Ma neppure per la mannaia di Tremonti la via sembra così liscia come si poteva pensare. Se il dissenso di magistrati, funzionari pubblici, impiegati degli enti tagliati ecc.. era previsto qualcosa non ha funzionato secondo i piani per quello che riguarda comuni e Regioni. Passi per quelle “rosse”: anche lì il dissenso era largamente prevedibile. In verità contro i tagli di Tremonti si sono messi tutti i governatori e il più agguerrito è uno che proprio di sinistra non è, il “lumbard” Roberto Formigoni. Il presidente della Regione Lombardia non le ha mandate a dire al punto che, oramai, su YouTube è diventato testimonial involontario di uno spot del Pd che protesta contro la manovra. E anche i sindaci non stanno fermi. A guidare le fasce tricolori scontente è Sergio Chiamparino: in programma c’è un incontro al Quirinale con Napolitano ed una manifestazione in programma per il 23 giugno.

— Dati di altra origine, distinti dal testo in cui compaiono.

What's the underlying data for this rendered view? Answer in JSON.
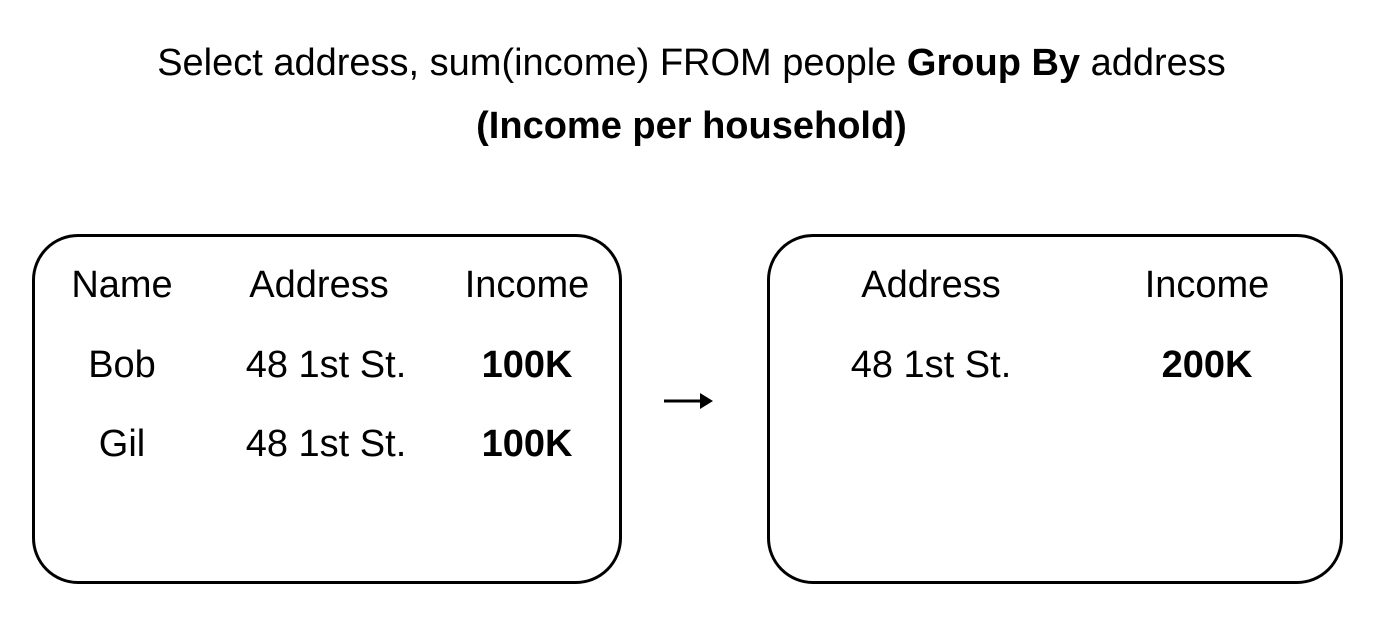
{
  "title": {
    "line1_before": "Select address, sum(income) FROM people ",
    "line1_bold": "Group By",
    "line1_after": " address",
    "line2": "(Income per household)"
  },
  "input_table": {
    "columns": [
      "Name",
      "Address",
      "Income"
    ],
    "rows": [
      [
        "Bob",
        "48 1st St.",
        "100K"
      ],
      [
        "Gil",
        "48 1st St.",
        "100K"
      ]
    ]
  },
  "output_table": {
    "columns": [
      "Address",
      "Income"
    ],
    "rows": [
      [
        "48 1st St.",
        "200K"
      ]
    ]
  },
  "arrow_icon": "right-arrow-icon"
}
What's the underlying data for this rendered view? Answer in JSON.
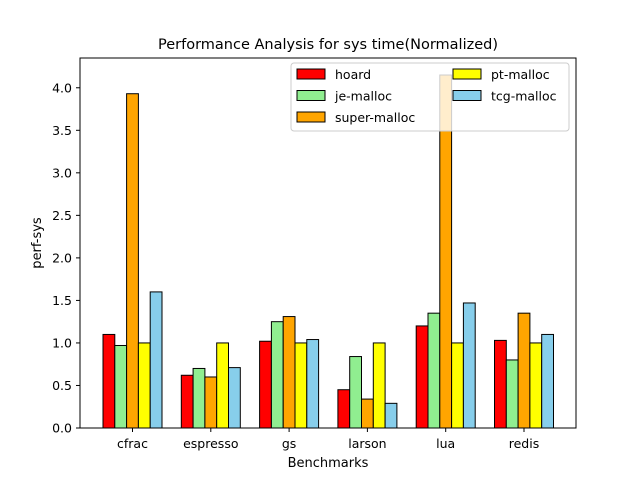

Mal di pancia a parte, però, c’è qualcosa di più, c’è un problema di consenso. E qui torna in ballo, ancora una volta, Umberto Bossi: la manovra colpisce gli enti locali e il nord paga un conto salato. C’è poi il problema del federalismo: la Lega chiede un sacrificio ai suoi elettori mentre del suo amato cavallo di battaglia si sa ancora poco e niente e soprattutto manca ancora un’analisi dei costi. Il grido d’allarme di Formigoni (“la manovra mette a rischio il federalismo fiscale”) fa il resto: Bossi, formalmente, ha rispedito al mittente le critiche ma un campanello di allarme si è certamente acceso.
E poi ci sono le province, un precedente su cui riflettere: sono scomparse prima dalla manovra e poi anche dalla Carta delle autonomie proprio per il no leghista. Se Bossi dà ascolto ai suoi amministratori locali è certamente possibile che Tremonti debba trovare qualche altra voce di bilancio da sforbiciare. Per tagliare 24 miliardi senza scontentare nessuno serve la bacchetta magica: quella con cui Berlusconi vorrebbe far sparire le intercettazioni e Tremonti vorrebbe far sparire chi protesta contro i tagli. La bacchetta magica, però, non c’è e allora, almeno per il momento, dietrofront.